To examine the effects on AC performance merits, source-to-gate overlap capacitance was also examined. As expected, increased energy contamination leads to more overlap of SDE to the gate. However, when halo/pocket doping is properly compensated, the overlap capacitance can be maintained constant (Fig. 8 ), suggesting that there is no more performance penalty other than a minor and tolerable departure in I_off-I_dsat characteristics.

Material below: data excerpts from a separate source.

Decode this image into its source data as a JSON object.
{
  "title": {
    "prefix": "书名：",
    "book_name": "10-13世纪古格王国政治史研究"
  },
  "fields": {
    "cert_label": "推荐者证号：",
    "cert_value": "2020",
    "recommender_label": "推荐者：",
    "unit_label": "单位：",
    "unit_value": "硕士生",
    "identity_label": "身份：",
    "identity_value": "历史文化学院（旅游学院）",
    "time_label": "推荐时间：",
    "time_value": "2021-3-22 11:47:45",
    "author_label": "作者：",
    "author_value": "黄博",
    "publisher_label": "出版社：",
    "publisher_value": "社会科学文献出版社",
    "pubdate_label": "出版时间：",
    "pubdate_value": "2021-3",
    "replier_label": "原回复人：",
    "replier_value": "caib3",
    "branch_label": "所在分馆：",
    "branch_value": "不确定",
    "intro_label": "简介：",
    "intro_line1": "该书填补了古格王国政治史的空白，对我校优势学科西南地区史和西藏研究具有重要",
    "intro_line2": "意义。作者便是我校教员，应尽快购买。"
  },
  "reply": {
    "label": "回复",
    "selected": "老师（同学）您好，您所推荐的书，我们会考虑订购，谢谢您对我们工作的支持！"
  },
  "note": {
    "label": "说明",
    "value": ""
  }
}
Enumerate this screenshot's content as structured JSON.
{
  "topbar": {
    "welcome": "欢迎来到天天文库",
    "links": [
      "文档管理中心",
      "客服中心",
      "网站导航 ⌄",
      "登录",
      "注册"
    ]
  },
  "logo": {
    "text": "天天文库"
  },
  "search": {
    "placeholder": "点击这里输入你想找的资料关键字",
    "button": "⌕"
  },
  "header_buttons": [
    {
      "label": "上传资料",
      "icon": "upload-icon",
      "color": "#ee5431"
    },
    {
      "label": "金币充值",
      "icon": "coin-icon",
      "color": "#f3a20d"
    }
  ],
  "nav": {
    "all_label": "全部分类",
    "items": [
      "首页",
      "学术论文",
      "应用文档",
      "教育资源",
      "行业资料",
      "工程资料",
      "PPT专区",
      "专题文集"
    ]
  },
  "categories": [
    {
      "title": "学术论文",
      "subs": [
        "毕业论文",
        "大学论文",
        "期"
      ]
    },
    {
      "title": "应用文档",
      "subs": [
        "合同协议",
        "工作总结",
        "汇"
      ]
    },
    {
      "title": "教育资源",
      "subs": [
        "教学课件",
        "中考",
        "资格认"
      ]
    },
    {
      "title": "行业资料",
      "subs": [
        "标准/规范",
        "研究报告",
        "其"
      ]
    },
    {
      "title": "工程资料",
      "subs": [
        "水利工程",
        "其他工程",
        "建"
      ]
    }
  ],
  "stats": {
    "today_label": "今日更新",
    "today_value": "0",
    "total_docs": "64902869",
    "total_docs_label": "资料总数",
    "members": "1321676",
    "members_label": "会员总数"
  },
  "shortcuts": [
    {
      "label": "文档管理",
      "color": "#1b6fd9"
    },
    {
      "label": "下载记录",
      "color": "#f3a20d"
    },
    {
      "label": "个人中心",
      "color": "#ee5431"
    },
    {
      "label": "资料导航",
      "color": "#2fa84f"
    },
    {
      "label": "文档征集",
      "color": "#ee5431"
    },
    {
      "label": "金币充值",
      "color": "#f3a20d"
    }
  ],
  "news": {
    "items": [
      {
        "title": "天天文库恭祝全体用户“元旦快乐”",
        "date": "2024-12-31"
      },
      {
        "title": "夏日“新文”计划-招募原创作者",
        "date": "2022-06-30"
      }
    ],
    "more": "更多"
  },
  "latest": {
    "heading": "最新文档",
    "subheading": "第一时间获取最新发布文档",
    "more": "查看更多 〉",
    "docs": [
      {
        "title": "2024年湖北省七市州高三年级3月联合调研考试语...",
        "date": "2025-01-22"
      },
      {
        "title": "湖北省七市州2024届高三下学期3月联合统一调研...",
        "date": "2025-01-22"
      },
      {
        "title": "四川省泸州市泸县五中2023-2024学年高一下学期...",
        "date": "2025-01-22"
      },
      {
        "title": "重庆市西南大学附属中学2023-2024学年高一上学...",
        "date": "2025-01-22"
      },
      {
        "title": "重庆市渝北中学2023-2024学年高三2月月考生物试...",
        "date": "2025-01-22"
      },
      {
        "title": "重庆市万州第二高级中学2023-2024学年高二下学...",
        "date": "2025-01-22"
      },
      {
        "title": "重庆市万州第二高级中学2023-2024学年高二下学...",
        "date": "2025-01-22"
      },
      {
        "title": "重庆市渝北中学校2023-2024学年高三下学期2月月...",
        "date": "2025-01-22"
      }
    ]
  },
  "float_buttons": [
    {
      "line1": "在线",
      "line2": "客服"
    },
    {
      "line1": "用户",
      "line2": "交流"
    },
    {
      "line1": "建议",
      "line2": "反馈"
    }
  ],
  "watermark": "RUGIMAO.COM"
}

With SDE energies dropping to sub-keV levels and declining productivity for such implants, decel-mode operation is the preferred approach for low-energy applications. The effects of energy contamination in decel-mode implants have been examined from a device performance perspective. The results demonstrate that, as long as contamination can be controlled to <0.5% levels, its impact on device performance is minimal. However, simulation results also show that excessive energy contamination can have detrimental effects on device characteristics.

It is therefore necessary to precisely control the energy contamination in decel-mode operation. To meet this requirement, novel approaches extending beyond the traditional methods of shortening the neutralization path length and improving vacuum are required in the design of low-energy ion implanters. Dual-magnet beam-line design coupled with traditional methods is one innovative solution to meeting the requirements.